In order to jump onto this learning curve, a small group of us held a study session in May about trans and non-binary people, in order to better understand how to engage in a more comfortable and natural way. We also prepared snacks and messages of hope and support for transgender youth who attend a drop-in center weekly in Palatine. There is certainly complexity in the realm of human sexuality but we learned that we do not have to understand how another person feels inside in order to simply respect them. If you need or want to know something about them then, as with all other people, just ask.

BUT! Two guiding principles can help us in this newness. First, and we’ve already talked about this in another context (see Clergy Corner Tikvahite April 2017)ASSUME NOTHING. Second, we can also apply Hillel’s dictum: “Do not do unto others as you would not have them do unto you.” For example, would you like people to know how to address you? Of course. You should feel free to ask others what pronouns they prefer you use to address them. Would you want someone to know more about your private parts? Of course not. Their private parts are also not your concern. We are all vulnerable. No one wants to say the wrong thing. No one wants to offend. There is much we will need to teach each other.

But, what do we do about our biblical verses such as the one from Deuteronomy cited above that has lent cause to so much discrimination? A woman shall not wear a man’s garment, nor shall a man put on a woman’s cloak, for whoever does these things is an abomination to the Lord your God.
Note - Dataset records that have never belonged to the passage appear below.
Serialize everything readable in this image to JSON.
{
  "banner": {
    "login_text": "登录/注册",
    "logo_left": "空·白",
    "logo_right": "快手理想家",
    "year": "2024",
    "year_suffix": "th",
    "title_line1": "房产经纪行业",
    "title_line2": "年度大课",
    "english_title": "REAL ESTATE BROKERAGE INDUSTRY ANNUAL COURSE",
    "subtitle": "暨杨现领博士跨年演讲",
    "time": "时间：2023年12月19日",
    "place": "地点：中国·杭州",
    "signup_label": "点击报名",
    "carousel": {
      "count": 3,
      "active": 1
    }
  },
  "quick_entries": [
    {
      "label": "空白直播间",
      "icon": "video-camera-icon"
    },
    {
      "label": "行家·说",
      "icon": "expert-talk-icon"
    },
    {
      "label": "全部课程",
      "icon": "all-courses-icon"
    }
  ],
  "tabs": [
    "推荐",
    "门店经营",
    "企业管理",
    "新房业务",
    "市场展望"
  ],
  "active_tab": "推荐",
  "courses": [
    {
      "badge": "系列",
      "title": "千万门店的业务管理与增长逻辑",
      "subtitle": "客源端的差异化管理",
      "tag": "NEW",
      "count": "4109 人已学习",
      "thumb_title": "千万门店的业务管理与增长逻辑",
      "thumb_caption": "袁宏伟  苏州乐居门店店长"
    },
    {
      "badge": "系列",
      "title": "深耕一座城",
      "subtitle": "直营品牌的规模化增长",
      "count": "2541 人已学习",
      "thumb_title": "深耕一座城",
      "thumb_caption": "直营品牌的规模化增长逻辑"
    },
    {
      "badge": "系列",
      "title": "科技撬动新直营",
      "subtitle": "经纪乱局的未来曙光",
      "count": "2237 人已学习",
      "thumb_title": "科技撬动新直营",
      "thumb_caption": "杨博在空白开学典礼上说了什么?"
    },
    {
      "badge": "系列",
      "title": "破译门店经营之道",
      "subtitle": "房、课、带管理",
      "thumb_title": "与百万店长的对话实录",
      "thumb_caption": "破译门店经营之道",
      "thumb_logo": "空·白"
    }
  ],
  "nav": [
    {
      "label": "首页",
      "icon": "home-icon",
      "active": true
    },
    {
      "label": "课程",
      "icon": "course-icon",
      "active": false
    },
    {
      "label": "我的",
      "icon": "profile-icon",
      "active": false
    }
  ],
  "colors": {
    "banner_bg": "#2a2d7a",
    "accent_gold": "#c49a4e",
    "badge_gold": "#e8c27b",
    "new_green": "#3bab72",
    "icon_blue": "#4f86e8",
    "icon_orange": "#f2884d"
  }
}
Clearly there is a message here about the importance of publicizing one’s sexual identification correctly. Is it at all possible this means that one must be true to oneself, and dress according to one’s true identity, rather than hiding one’s identity from the public? Is God’s concern for one’s abomination actually that of not being true to oneself, and of, essentially, lying about who you are? (For all this and more come to Torah study on Saturdays at 9 am). This can be a meaningful spiritual challenge, and indeed a challenge for all of us who wish to live in communities and congregations that are truly dedicated to the full flowering of human rights and potentialities.

Ultimately, the world I dream of is not one where people have to “come out” and declare that they are non-binary or non-conforming. This is like being forced to put a sign out that you are sexually active. Straight people are not required to do this. All I had to do was bring home my boyfriend. Enough said.

May the day draw near when people will simply bring their loving partners home to meet their families, with no need for declarations or explanations. May our intimate relationships be judged only for their love, honesty, and integrity.

Would you like to discuss this or anything I’ve written about this year with me some more? I am around most of June, end of July, and August. Wishing all our Beth Tikvahites a wonderful summer.